Walking through the grass, I read the names on the stones. Some of them had flowers placed or planted all around, and many had flags. They are the same names I read every year on Memorial Day and on my brother’s birthday. The same thing I do every year. I walk through the graveyard to visit his grave; and as tradition, I pray for all of those who are risking their lives to keep our nation and our freedoms safe.

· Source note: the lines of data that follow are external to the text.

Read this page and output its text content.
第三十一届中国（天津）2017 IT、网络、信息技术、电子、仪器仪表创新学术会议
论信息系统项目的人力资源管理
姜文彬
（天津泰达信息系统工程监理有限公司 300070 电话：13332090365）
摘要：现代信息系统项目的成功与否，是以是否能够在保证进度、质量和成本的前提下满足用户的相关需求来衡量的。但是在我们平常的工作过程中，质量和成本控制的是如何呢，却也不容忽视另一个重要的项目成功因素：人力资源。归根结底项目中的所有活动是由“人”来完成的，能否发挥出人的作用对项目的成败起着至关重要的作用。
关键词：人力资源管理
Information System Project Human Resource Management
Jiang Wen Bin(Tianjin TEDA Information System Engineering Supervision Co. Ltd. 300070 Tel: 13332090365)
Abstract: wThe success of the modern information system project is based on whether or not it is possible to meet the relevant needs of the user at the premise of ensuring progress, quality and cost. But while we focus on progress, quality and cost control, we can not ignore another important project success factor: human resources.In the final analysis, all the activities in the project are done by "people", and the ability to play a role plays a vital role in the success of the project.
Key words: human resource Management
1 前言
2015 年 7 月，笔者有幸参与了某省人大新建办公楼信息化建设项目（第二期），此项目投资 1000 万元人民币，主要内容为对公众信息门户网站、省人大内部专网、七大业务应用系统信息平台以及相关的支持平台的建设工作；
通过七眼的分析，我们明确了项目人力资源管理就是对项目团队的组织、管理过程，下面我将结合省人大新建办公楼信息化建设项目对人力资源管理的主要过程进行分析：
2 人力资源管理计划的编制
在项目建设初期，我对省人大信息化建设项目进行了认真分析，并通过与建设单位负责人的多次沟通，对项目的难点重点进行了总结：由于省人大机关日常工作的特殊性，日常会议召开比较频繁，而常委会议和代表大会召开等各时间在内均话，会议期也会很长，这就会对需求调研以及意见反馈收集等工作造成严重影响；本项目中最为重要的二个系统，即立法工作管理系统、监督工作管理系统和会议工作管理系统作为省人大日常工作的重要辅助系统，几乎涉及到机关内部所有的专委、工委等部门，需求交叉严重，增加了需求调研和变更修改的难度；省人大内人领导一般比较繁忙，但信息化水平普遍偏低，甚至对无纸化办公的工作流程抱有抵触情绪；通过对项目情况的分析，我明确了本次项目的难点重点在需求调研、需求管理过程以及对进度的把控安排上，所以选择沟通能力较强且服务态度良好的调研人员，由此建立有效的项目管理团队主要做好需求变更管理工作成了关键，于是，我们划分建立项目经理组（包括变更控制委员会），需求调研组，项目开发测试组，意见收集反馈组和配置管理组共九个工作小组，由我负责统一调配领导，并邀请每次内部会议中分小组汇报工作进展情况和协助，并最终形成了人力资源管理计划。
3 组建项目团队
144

It was 10 years ago when his sergeant came to our doorstep to give us the devastating news – my brother had died in action. I remember my mother crying, and my father doing his best to comfort her. I remember being sad; but I don’t remember a whole lot, since I was only 12 at the time. When the day came for his memorial service, I remember seeing so many faces. Many were sad. My mother was devastated, because her only son had been stolen away. Even though she could understand why he wanted to be in the Marines, she always wished he didn’t have to be danger. When some of my brother’s military friends came to wish their condolences and said that my brother had died a hero, my mother was proud of what he had accomplished but sad she would never see him again. It was hard seeing her that way. I went outside and sat on the grass, and I remember looking up at the flag. I couldn’t stop thinking about what my brother had taught me; his words rang in my head:

     “Hope, the flag is so important to our nation,” my brother said.
     “Sam, but why? My teacher says it’s just an old flag.”
     “Yeah, unfortunately, many people feel that way. But that’s because they don’t understand what it mean. What colors do you see?”
     “I see red, white, and blue. What does that have to do with it?” I asked.
     “Hope, those colors all stand for something important. The color white stripes stand for liberty and equality. The red stripes stand for the fearless courage, integrity, self-sacrifice, and devotion of those who had given their lives. My blue stands for faith and loyalty. All in all, the American Flag stands for liberty, justice, and humanity.”
     “Wow, that’s a lot of things.”
     “Yes, Hope, it is. But you probably won’t remember all that. There is one thing I want you to remember though.”
     “What’s that?”
     “The American flag is the sacred emblem of our country. That flag is our deed for the freedoms that we love and cherish. Without those freedoms, we would be like everyone else. Our Founding Fathers wanted our nation to be set apart. They believed God gave it to us and gave us the duty to protect it. He gave us victory in that war for human liberty. The flag was created in freedom,” I remember him saying.
     “I wish everyone knew that. Then they would be nicer to the flag and to those who protect it. They should teach that in school,” I said.
     “In a way, they do.”
     “Hope, what do you do every morning?”
     “Well, we face the flag and say the Pledge of Allegiance.”
     “That pledge can teach a lot. It’s basically everything the flag stands for, especially the last phrase – ‘One nation under God, indivisible, with liberty and justice for all.’ You students say it all of the time, but a lot of times you kids just say the words and don’t even realize what words you are saying. It has turned into a hypocritical routine.”

My brother was wrong. I do remember everything he said that day, and I guarantee I will never forget. It has been engraved in my brain, especially after being in the Marines myself. I have followed in my brother’s footsteps. I remember telling my mother that day of the funeral. She came out to find me and to tell me it was time to go home. I asked her if she thought it was beautiful. She gave me the strangest look and asked me if I was talking about the wildflowers. I laughed and said no, and I told her I was talking about the flag. I went on to repeat what my brother had told me a few years ago, and I told her that I believe God was telling me to do the same. My mother was surprised and told me that it was my decision but she doesn’t me to go. I remember telling her that it’s not my decision but God’s.
That was the best decision of my life. I have made many sacrifices for my country. I am thankful God protected and preserved my life, but I do have my battle wounds. But I would not trade them for anything in the world.